L’altro è un orologio da 13mila euro acquistato in contanti in una gioielleria di Bari. Il tenore di vita del magistrato, insomma, secondo gli inquirenti era elevato. “Galiano – scrive il gip – allo scopo di arricchirsi e di poter mantenere un elevato tenore di vita ha sistematicamente sfruttato le funzioni e i poteri inerenti la sua carica abusandone e facendone a seconda dei casi, moneta di scambio o strumento di indebita pressione”. Il gip ha anche disposto il sequestro di 1,2 milioni di euro, in denaro o proprietà. I finanzieri, oltre agli orologi, hanno sequestrato anche un’automobile, contanti e polizze assicurative. Stanno procedendo con gli accertamenti. Intendono porre così sotto chiave la quota necessaria a coprire le “indebite percezioni” di denaro, come quantificate nel corso dell’inchiesta, ancora aperta e destinata probabilmente ad allargarsi.

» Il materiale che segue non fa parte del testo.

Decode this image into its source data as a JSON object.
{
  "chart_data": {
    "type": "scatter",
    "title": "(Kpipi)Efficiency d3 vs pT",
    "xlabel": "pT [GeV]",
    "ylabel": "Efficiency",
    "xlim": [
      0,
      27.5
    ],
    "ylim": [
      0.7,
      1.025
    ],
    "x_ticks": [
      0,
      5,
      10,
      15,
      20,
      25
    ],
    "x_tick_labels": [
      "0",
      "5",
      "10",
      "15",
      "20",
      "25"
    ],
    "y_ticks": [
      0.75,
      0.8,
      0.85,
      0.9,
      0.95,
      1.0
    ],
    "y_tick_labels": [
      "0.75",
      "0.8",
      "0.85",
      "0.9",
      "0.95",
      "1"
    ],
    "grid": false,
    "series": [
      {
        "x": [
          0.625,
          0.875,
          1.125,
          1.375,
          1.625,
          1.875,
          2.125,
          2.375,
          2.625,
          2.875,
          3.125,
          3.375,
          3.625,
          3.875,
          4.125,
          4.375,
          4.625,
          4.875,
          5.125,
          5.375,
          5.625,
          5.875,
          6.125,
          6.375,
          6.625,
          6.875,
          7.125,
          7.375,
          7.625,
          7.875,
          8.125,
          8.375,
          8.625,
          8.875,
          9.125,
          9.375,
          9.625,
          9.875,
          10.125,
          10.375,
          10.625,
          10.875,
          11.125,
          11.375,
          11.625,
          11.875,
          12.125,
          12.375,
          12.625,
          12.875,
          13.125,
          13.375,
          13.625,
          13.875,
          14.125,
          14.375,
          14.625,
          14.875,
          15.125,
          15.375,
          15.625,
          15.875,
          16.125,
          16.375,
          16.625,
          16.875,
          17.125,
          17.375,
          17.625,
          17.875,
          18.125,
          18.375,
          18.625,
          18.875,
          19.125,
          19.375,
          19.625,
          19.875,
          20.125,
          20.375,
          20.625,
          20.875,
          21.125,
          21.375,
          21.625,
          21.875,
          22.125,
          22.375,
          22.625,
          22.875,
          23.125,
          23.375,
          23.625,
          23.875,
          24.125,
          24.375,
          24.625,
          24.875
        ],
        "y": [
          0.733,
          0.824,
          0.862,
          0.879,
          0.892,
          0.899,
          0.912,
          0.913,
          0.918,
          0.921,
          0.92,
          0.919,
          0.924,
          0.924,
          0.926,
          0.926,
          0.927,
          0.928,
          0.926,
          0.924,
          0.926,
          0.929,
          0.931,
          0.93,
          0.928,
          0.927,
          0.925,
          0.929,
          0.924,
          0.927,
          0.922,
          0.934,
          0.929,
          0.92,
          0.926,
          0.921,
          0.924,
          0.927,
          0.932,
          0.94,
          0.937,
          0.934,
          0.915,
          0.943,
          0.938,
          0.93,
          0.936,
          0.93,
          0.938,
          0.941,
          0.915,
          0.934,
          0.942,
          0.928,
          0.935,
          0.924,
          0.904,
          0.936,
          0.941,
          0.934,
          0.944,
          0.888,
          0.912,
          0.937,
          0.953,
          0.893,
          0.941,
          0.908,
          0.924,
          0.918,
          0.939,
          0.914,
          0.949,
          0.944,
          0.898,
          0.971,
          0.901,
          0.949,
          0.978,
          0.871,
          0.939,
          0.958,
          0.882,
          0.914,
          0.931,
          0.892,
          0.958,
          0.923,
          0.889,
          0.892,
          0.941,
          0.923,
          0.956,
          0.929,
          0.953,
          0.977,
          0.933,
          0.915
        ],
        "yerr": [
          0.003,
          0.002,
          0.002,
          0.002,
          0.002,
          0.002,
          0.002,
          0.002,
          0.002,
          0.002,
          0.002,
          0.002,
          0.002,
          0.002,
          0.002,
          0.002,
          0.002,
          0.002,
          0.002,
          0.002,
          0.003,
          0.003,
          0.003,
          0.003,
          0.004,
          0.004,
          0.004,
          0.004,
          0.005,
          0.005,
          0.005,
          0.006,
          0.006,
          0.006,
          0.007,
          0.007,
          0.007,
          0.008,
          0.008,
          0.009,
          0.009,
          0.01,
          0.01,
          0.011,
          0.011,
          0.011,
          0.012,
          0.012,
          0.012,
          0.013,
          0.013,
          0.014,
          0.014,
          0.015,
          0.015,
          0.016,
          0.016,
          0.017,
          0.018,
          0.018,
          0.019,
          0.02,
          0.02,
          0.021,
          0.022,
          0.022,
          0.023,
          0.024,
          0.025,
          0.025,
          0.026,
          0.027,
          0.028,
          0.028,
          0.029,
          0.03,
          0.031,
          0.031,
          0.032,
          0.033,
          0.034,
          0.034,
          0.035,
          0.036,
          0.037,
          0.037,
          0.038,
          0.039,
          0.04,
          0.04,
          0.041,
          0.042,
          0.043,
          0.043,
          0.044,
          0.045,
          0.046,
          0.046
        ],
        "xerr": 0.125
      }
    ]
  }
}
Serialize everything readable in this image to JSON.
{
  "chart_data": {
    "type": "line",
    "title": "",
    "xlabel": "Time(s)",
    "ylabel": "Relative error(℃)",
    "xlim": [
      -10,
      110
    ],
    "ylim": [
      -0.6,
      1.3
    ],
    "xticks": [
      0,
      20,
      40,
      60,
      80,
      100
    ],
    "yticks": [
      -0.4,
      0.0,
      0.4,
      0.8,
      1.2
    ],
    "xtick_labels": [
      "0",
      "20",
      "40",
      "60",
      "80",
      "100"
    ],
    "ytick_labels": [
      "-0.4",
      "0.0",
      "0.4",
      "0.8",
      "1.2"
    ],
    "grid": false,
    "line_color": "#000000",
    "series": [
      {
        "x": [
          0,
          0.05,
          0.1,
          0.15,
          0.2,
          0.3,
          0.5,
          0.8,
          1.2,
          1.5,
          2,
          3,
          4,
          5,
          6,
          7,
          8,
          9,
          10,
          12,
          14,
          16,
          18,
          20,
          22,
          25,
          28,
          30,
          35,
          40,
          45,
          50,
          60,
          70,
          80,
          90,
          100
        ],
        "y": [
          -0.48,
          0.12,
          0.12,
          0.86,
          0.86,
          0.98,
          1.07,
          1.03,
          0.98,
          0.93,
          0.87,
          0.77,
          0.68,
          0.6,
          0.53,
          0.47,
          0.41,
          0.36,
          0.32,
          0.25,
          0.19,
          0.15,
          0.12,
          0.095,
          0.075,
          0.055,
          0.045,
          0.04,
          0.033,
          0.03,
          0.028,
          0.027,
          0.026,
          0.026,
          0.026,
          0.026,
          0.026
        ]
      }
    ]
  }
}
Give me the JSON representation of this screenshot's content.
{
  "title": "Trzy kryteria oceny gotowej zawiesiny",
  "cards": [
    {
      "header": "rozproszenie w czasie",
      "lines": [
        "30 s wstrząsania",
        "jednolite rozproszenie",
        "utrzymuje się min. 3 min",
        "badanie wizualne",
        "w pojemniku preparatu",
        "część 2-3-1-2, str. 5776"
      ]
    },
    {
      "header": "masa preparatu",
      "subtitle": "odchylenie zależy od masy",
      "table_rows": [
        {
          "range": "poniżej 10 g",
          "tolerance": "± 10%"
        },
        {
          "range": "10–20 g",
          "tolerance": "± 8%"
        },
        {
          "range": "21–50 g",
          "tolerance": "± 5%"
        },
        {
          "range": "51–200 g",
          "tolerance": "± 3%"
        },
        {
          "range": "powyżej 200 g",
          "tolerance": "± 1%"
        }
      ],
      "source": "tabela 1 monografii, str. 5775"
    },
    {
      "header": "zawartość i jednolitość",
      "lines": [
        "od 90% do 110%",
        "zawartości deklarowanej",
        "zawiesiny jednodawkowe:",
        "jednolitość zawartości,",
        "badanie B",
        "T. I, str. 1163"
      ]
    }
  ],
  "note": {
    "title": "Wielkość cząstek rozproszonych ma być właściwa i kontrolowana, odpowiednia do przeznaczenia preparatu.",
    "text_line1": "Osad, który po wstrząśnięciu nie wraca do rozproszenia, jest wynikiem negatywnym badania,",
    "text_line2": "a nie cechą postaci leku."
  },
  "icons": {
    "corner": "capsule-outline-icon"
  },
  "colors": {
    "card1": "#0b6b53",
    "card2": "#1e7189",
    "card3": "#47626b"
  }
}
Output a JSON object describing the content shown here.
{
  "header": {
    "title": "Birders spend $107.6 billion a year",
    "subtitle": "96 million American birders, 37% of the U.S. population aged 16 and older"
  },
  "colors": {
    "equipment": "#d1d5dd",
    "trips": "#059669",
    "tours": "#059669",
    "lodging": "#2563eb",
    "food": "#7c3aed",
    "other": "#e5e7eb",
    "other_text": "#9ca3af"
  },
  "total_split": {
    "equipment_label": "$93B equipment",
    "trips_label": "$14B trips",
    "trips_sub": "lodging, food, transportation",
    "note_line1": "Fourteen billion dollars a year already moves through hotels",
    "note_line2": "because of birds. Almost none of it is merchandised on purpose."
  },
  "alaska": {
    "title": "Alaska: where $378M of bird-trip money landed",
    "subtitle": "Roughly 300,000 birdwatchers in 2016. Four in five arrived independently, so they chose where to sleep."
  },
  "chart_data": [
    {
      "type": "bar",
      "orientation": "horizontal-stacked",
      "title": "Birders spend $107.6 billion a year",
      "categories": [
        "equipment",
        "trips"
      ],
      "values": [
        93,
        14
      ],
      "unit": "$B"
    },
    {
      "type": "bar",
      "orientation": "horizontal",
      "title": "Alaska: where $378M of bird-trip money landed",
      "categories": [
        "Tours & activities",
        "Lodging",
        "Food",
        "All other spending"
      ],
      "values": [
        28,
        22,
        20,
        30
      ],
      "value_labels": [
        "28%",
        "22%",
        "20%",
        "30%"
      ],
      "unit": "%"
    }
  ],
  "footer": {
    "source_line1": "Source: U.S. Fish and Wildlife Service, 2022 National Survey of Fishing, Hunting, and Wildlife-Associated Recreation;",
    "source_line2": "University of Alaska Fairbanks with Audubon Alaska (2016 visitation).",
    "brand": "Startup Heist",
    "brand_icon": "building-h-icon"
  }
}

Il denaro delle consulenze “agli amici”, quello che il giudice avrebbe incassato in quota parte dai risarcimenti del danno liquidati in almeno due cause, e i soldi delle “fittizie” sponsorizzazioni destinate alla barca Kemit, il “veliero” usato per i viaggi, e per le regate Brindisi-Corfù. Proprio lo barca a vela, secondo l’accusa, sarebbe stato il centro e lo strumento per accumulare ulteriori ricchezze. Lo sponsorizzava con finalità sportive, secondo il teorema accusatorio, l’azienda Soavegel del settore surgelati, riconducibile all’imprenditore Massimo Bianco, pure lui finito in carcere. I soldi in realtà finivano per lo più a Galiano, a parere degli investigatori, e servivano a coprire i costi di gestione della barca. “Di proprietà del magistrato – è scritto nel provvedimento restrittivo – Ma di fatto mantenuto a partire dal 2012 e per oltre un quinquennio, grazie ai proventi generati da un congegno criminogeno in seno al quale si combinavano condotte corruttive, false fatturazioni ed evasione fiscale”.